Tuesday, April 03, 2007

On “The Edge of Disaster”


Terrorists and even some nations often hold that their adversary governments can’t take a punch. The North Vietnamese used to maintain that the U.S. was a “paper tiger,” Saddam Hussein predicted swift U.S. withdrawal once the body bags started heading home in 1991, and the U.S. thought that without Hitler and later Castro, Nazi Germany and Communist Cuba would simply collapse.

Jihadists frequently use the “paper tiger” argument about the U.S., and it seems to have been a rationale for the 9/11 attacks: Cause enough bloodshed and terror—shock and awe, to borrow a phrase—and the U.S. will leave its Arabian bases, stop supporting Israel, et cetera.

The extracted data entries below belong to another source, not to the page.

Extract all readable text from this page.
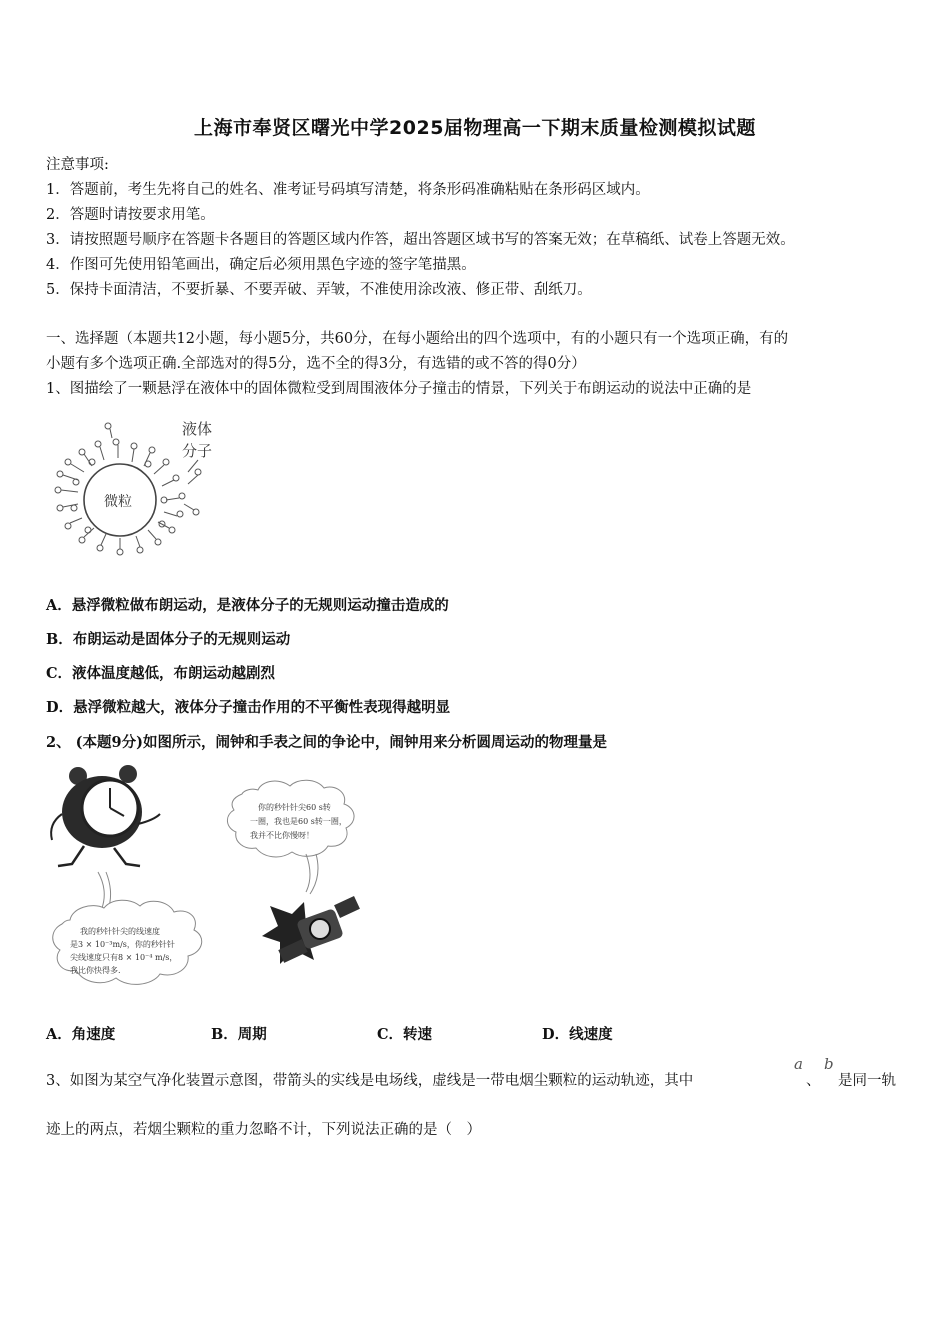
上海市奉贤区曙光中学2025届物理高一下期末质量检测模拟试题
注意事项:
1．答题前，考生先将自己的姓名、准考证号码填写清楚，将条形码准确粘贴在条形码区域内。
2．答题时请按要求用笔。
3．请按照题号顺序在答题卡各题目的答题区域内作答，超出答题区域书写的答案无效；在草稿纸、试卷上答题无效。
4．作图可先使用铅笔画出，确定后必须用黑色字迹的签字笔描黑。
5．保持卡面清洁，不要折暴、不要弄破、弄皱，不准使用涂改液、修正带、刮纸刀。
一、选择题（本题共12小题，每小题5分，共60分，在每小题给出的四个选项中，有的小题只有一个选项正确，有的
小题有多个选项正确.全部选对的得5分，选不全的得3分，有选错的或不答的得0分）
1、图描绘了一颗悬浮在液体中的固体微粒受到周围液体分子撞击的情景，下列关于布朗运动的说法中正确的是
微粒
液体
分子
A．悬浮微粒做布朗运动，是液体分子的无规则运动撞击造成的
B．布朗运动是固体分子的无规则运动
C．液体温度越低，布朗运动越剧烈
D．悬浮微粒越大，液体分子撞击作用的不平衡性表现得越明显
2、 (本题9分)如图所示，闹钟和手表之间的争论中，闹钟用来分析圆周运动的物理量是
你的秒针针尖60 s转
一圈，我也是60 s转一圈，
我并不比你慢呀！
我的秒针针尖的线速度
是3 × 10⁻³m/s，你的秒针针
尖线速度只有8 × 10⁻⁴ m/s，
我比你快得多.
A．角速度	B．周期	C．转速	D．线速度
3、如图为某空气净化装置示意图，带箭头的实线是电场线，虚线是一带电烟尘颗粒的运动轨迹，其中
a
、
b
是同一轨
迹上的两点，若烟尘颗粒的重力忽略不计，下列说法正确的是（　）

The 9/11 attacks didn’t cause any such thing, but Stephen Flynn, among many others, worry that jihadis won’t stop trying. Flynn’s new book The Edge of Disaster details all the other infrastructure that remains exposed due not so much to poor security as sheer ricketiness and lack of maintenance: bridges, dams, the electric grid and, in one memorable scenario, a vulnerable Sunoco refinery in Philadelphia that, when bombed, releases a cloud of highly toxic anhydrous hydrogen fluoride onto the crowd at a nearby Phillies-Mets game.

Flynn, a former Coast Guard officer who has helped game out terrorist disruptions for years, doesn’t argue that the U.S. can throw a punch militarily; he worries that it can’t take a punch very well because terrorists + rickety infrastructure = unnecessarily spectacular civilian death tolls + weakened national will.

Update the infrastructure—rebuild the bridges and dams, move the refineries away from population centers as they age out, update the electrical grid—and you automatically lower the body count and disruptions to large, complex systems like the U.S. economy and polity, whether from terrorism or natural events like Hurricanes Katrina and Rita.

Robustness, resilience, call it what you will; terrorists who take such pains to stake out their targets as al-Qa’ida does will be discouraged by the low return on their lives, and the systems themselves will be more reliable in natural disasters. Would-be terrorists will have to gravitate toward trying to disrupt higher-value targets which will tend to be better protected.

I’m about halfway through so far but am interested in Flynn’s arguments for resilience from a public-diplomacy standpoint. A United States that is rapidly updating its infrastructure and talking about that update is also improving its technologies and its ability to export them to other countries, helping those countries update their own facilities while indirectly stating that terrorists looking for the U.S.’s glass jaw will be disappointed.